Itu adalah kesimpulan yang tidak menyenangkan yang dicapai oleh para ilmuwan yang meneliti hasil “perang melawan polusi” yang telah berlangsung selama satu dekade dan sangat efektif di Tiongkok, menurut enam pakar iklim terkemuka.

Dorongan untuk menghilangkan polusi, yang sebagian besar disebabkan oleh sulfur dioksida (SO2) yang dikeluarkan dari pembangkit listrik tenaga batu bara, telah mengurangi emisi SO2 hingga hampir 90% dan menyelamatkan ratusan ribu nyawa, menurut data resmi dan penelitian kesehatan Tiongkok.

Namun tanpa perisai racunnya, yang menyebarkan dan memantulkan radiasi matahari, suhu rata-rata Tiongkok telah meningkat sebesar 0,7 derajat Celcius sejak tahun 2014, sehingga memicu gelombang panas yang lebih dahsyat, menurut tinjauan Reuters terhadap data meteorologi dan para ilmuwan yang diwawancarai.

“Ini adalah Catch-22,” kata Patricia Quinn, ahli kimia atmosfer di National Oceanic and Atmospheric Administration (NOAA) A.S., berbicara tentang pembersihan polusi belerang secara global. “Kami ingin membersihkan udara demi kualitas udara, namun dengan melakukan hal tersebut, kita meningkatkan pemanasan.”

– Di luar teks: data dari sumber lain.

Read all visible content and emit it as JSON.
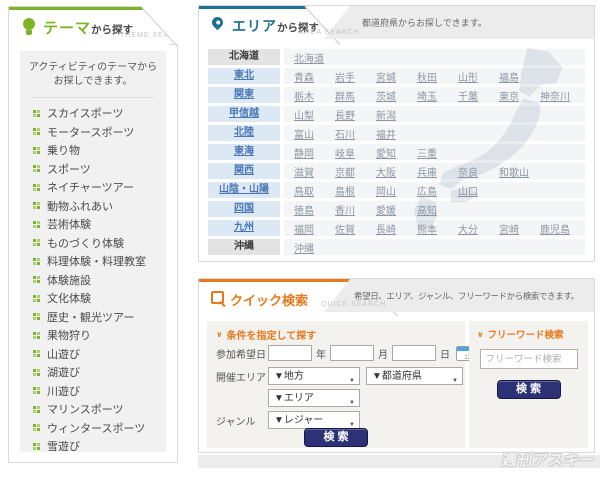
{
  "watermark": "週刊アスキー",
  "icons": {
    "chevron_down": "∨",
    "select_arrow": "▼",
    "calendar_day": "12"
  },
  "theme_panel": {
    "title_main": "テーマ",
    "title_suffix": "から探す",
    "title_en": "THEME SEARCH",
    "description_line1": "アクティビティのテーマから",
    "description_line2": "お探しできます。",
    "accent_color": "#7db427",
    "items": [
      "スカイスポーツ",
      "モータースポーツ",
      "乗り物",
      "スポーツ",
      "ネイチャーツアー",
      "動物ふれあい",
      "芸術体験",
      "ものづくり体験",
      "料理体験・料理教室",
      "体験施設",
      "文化体験",
      "歴史・観光ツアー",
      "果物狩り",
      "山遊び",
      "湖遊び",
      "川遊び",
      "マリンスポーツ",
      "ウィンタースポーツ",
      "雪遊び"
    ]
  },
  "area_panel": {
    "title_main": "エリア",
    "title_suffix": "から探す",
    "title_en": "AREA SEARCH",
    "note": "都道府県からお探しできます。",
    "accent_color": "#1d7090",
    "regions": [
      {
        "name": "北海道",
        "link": false,
        "prefectures": [
          "北海道"
        ]
      },
      {
        "name": "東北",
        "link": true,
        "prefectures": [
          "青森",
          "岩手",
          "宮城",
          "秋田",
          "山形",
          "福島"
        ]
      },
      {
        "name": "関東",
        "link": true,
        "prefectures": [
          "栃木",
          "群馬",
          "茨城",
          "埼玉",
          "千葉",
          "東京",
          "神奈川"
        ]
      },
      {
        "name": "甲信越",
        "link": true,
        "prefectures": [
          "山梨",
          "長野",
          "新潟"
        ]
      },
      {
        "name": "北陸",
        "link": true,
        "prefectures": [
          "富山",
          "石川",
          "福井"
        ]
      },
      {
        "name": "東海",
        "link": true,
        "prefectures": [
          "静岡",
          "岐阜",
          "愛知",
          "三重"
        ]
      },
      {
        "name": "関西",
        "link": true,
        "prefectures": [
          "滋賀",
          "京都",
          "大阪",
          "兵庫",
          "奈良",
          "和歌山"
        ]
      },
      {
        "name": "山陰・山陽",
        "link": true,
        "prefectures": [
          "鳥取",
          "島根",
          "岡山",
          "広島",
          "山口"
        ]
      },
      {
        "name": "四国",
        "link": true,
        "prefectures": [
          "徳島",
          "香川",
          "愛媛",
          "高知"
        ]
      },
      {
        "name": "九州",
        "link": true,
        "prefectures": [
          "福岡",
          "佐賀",
          "長崎",
          "熊本",
          "大分",
          "宮崎",
          "鹿児島"
        ]
      },
      {
        "name": "沖縄",
        "link": false,
        "prefectures": [
          "沖縄"
        ]
      }
    ]
  },
  "quick_panel": {
    "title_main": "クイック検索",
    "title_en": "QUICK SEARCH",
    "note": "希望日、エリア、ジャンル、フリーワードから検索できます。",
    "accent_color": "#e57a1c",
    "condition_section": {
      "heading": "条件を指定して探す",
      "date_label": "参加希望日",
      "unit_year": "年",
      "unit_month": "月",
      "unit_day": "日",
      "area_label": "開催エリア",
      "genre_label": "ジャンル",
      "select_region": "▼地方",
      "select_prefecture": "▼都道府県",
      "select_area": "▼エリア",
      "select_genre": "▼レジャー",
      "search_button": "検 索"
    },
    "freeword_section": {
      "heading": "フリーワード検索",
      "placeholder": "フリーワード検索",
      "search_button": "検 索"
    }
  }
}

Hilangnya polusi udara – istilah yang oleh para ilmuwan disebut “membuka kedok” – mungkin memiliki dampak yang lebih besar terhadap suhu di beberapa kota industri di Tiongkok selama dekade terakhir dibandingkan pemanasan yang disebabkan oleh gas rumah kaca itu sendiri, kata para ilmuwan.

Negara-negara dengan tingkat polusi tinggi lainnya, seperti India dan Timur Tengah, juga akan mengalami lonjakan pemanasan yang serupa jika mereka mengikuti jejak Tiongkok dalam membersihkan langit dari sulfur dioksida dan polusi aerosol yang dihasilkannya, para ahli memperingatkan.

Mereka mengatakan upaya untuk meningkatkan kualitas udara sebenarnya dapat mendorong dunia ke dalam skenario pemanasan yang sangat buruk dan dampak yang tidak dapat diubah.

“Aerosol menutupi sepertiga pemanasan bumi,” kata Paulo Artaxo, ahli fisika lingkungan dan penulis utama bab tentang polutan iklim berumur pendek dalam laporan terbaru yang diterbitkan oleh Panel Antarpemerintah tentang Perubahan Iklim (IPCC). ), selesai tahun ini.

“Jika Anda menerapkan teknologi untuk mengurangi polusi udara, hal ini akan mempercepat – secara signifikan – pemanasan global dalam jangka pendek.”

Kementerian Lingkungan Hidup Tiongkok dan India tidak segera menanggapi permintaan komentar mengenai dampak dari pengungkapan polusi.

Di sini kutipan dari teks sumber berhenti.